What’s going on in Canada? Justin Bieber? Snow? Hockey? Since 2006, the vast country of 35 million people has been led by Stephen Harper. He is the prime minister and head of the Conservative Party. Earlier in his political career, he was a Member of Parliament representing Calgary in Alberta province. To say Harper has close ties with Canada’s powerful oil and mining interests would be an understatement. He is a fervent advocate of the tar sands project in Alberta and has aggressively backed its expansion. Scientists such as James Hansen call the extraction of this particularly dirty oil a “monster” and “game over” for stabilizing the climate. Harper is strongly backing the construction of the Keystone XL pipeline from Alberta to the U.S. Gulf Coast. That project, opposed by many in the U.S., is on Obama’s desk right now. Interviewed by David Barsamian.
Canada: Pipelines, Politics & the Press
Canadian Prime Minister Justin Trudeau has a contradictory record when it comes to the climate crisis. On one hand, he declared a “national climate emergency.” On the other hand, he plucked down more than $4 billion in public money to buy TMX, the Trans Mountain pipeline which will carry dirty tar sands oil. James Hansen, the renowned U.S. scientist warns, "Oil from tar sands makes sense only for a small number of people who are making a lot of money from it. It doesn't make sense for the rest of the people on the planet. We are getting close to the dangerous level of carbon in the atmosphere and if we add on to that unconventional fossil fuels,” i.e., tar sands oil, “which have a tremendous amount of carbon, then the climate problem becomes unsolvable." TMX is being resisted by various grassroots groups across Canada. Recorded at the University of Canterbury.
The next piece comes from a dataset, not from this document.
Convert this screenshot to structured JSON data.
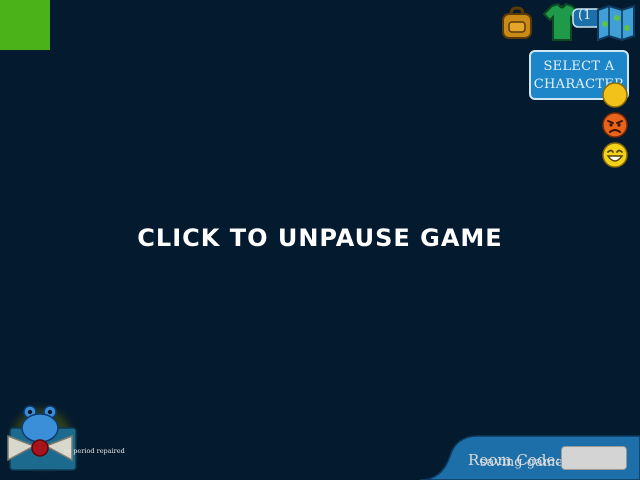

Tar Sands: Canada's Mordor
Mordor is the realm of the evil Sauron in The Lord of the Rings. Tolkien describes it as “a barren wasteland, riddled with fire and ash and dust, the very air you breathe is a poisonous fume." If you look at Canada’s Alberta tar sands you might imagine it’s something like Mordor. The gigantic effort to extract oil has turned the province into a hydrocarbon kingdom. And it may be one of the most environmentally destructive projects on earth. Tar sands burn more carbon than conventional oil; destroy forests; kill wildlife; poison the water supply and communities downstream; drain the Athabasca, the river that feeds Canada’s largest watershed, and contribute to climate change. The Keystone XL pipeline from Alberta to refineries in the U.S. has been put on hold because of protests but it is likely to resurface. Interview by David Barsamian. Recorded at CJSW.
Speakers
Yves Engler
Yves Engler has been called “one of the most important voices on the Canadian Left today” and “in the mould of I.F. Stone.” He is the author of many books including Lester Pearson’s Peacekeeping: The Truth May Hurt, The Black Book of Canadian Foreign Policy, Canada Israel: Building Apartheid and The Ugly Canadian: Stephen Harper’s Foreign Policy.
Robert Hackett
Robert Hackett was a professor for more than three decades in the School of Communication at Simon Fraser University in Burnaby, BC. He is co-author of Journalism and Climate Crisis. He is an activist in the community-based struggle against the Trans Mountain pipeline.
Andrew Nikiforuk
Andrew Nikiforuk is an award-winning Canadian journalist. His articles appear in major Canadian newspapers and magazines. He is the author of Saboteurs and Empire of the Beetle. His book Tar Sands was honored with the Rachel Carson Environment Book Award.